Our meta-analysis showed that the poor overall survival was closely related with the transfusion volume. Large amounts of blood products can generate more active biochemical substances, including vascular endothelial growth factors and plasminogen activator inhibitors, and are more likely to promote the tumour angiogenesis and tumour cell proliferation and migration ; together with surgical stress, large-volume transfusions may cause more immunosuppression . One study showed that restrictive transfusion (transfusion trigger: Hb < 8 g/dl) could not improve the survival rate, especially in a high-risk group of elderly patients with cardiovascular disease , and our meta-analysis showed that restrictive (transfusion trigger: Hb ≤ 6 g/dl) or liberal transfusion (transfusion trigger: Hb ≤ 7–10 g/dl) could decrease the OS significantly compared with non-transfusion. However, until now, there have been no direct comparisons between different transfusion triggers on prognosis, and very few articles report the trigger of transfusion. Since it is relatively rare in clinical circumstances that bleeding over 1000 ml as a transfusion trigger, we performed a sensitivity analysis, and the results showed that the effect of transfusion on OS was not changed when the article was omitted. Anaemia itself could negatively affect the prognosis of malignancy and could increase the risk for overall mortality, and the presence of anaemia was an independent risk factor for postoperative complications and a longer hospital stay after colon surgery ; therefore, preoperative therapy for anaemia was recommend to reduce the need for blood transfusions, and iron supplements have no influence on tumour progression .
It is known that allogeneic transfusion can aggravate perioperative immunosuppression in cancer patients, and autogenous transfusion seems to be superior to allogeneic transfusion [51, 52], but Harlaar et al. did not find any benefit from autologous transfusion compared with allogeneic transfusion after long-term follow-up in colorectal cancer patients . The clinical data for autogenous transfusion in cancer patients are sparse, and the safety of autogenous transfusion is still a big concern in the clinic, as autogenous transfusion has the potential risk to induce iatrogenic metastasis.

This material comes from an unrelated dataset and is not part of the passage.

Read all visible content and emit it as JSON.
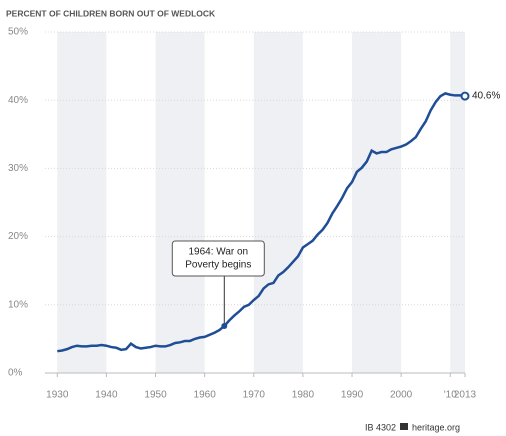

There are some limitations of our meta-analysis. All of the included articles were observational studies, published from 1990 to 2018. The methods and drugs for anaesthesia and analgesia were not mentioned in these trials and may be different to some extent. Some other risk factors such as preoperative Hb level, different kinds and storage durations of blood products, operation duration, and the staging of cancer might affect the prognosis of colorectal cancer surgery. According to the subgroup analysis, different types of surgical procedure had different outcomes. However, most of the included articles did not describe colonic and rectal cancers surgery separately, so that the articles including colon cancer or rectal cancer are taken together in our meta-analysis. Therefore, prospective controlled clinical trials with large sample sizes need to be conducted to verify the results of our meta-analysis.
The results of our meta-analysis suggest that perioperative transfusion causes a dramatically negative effect on long-term prognosis and increases the short-term complications after colorectal cancer surgery.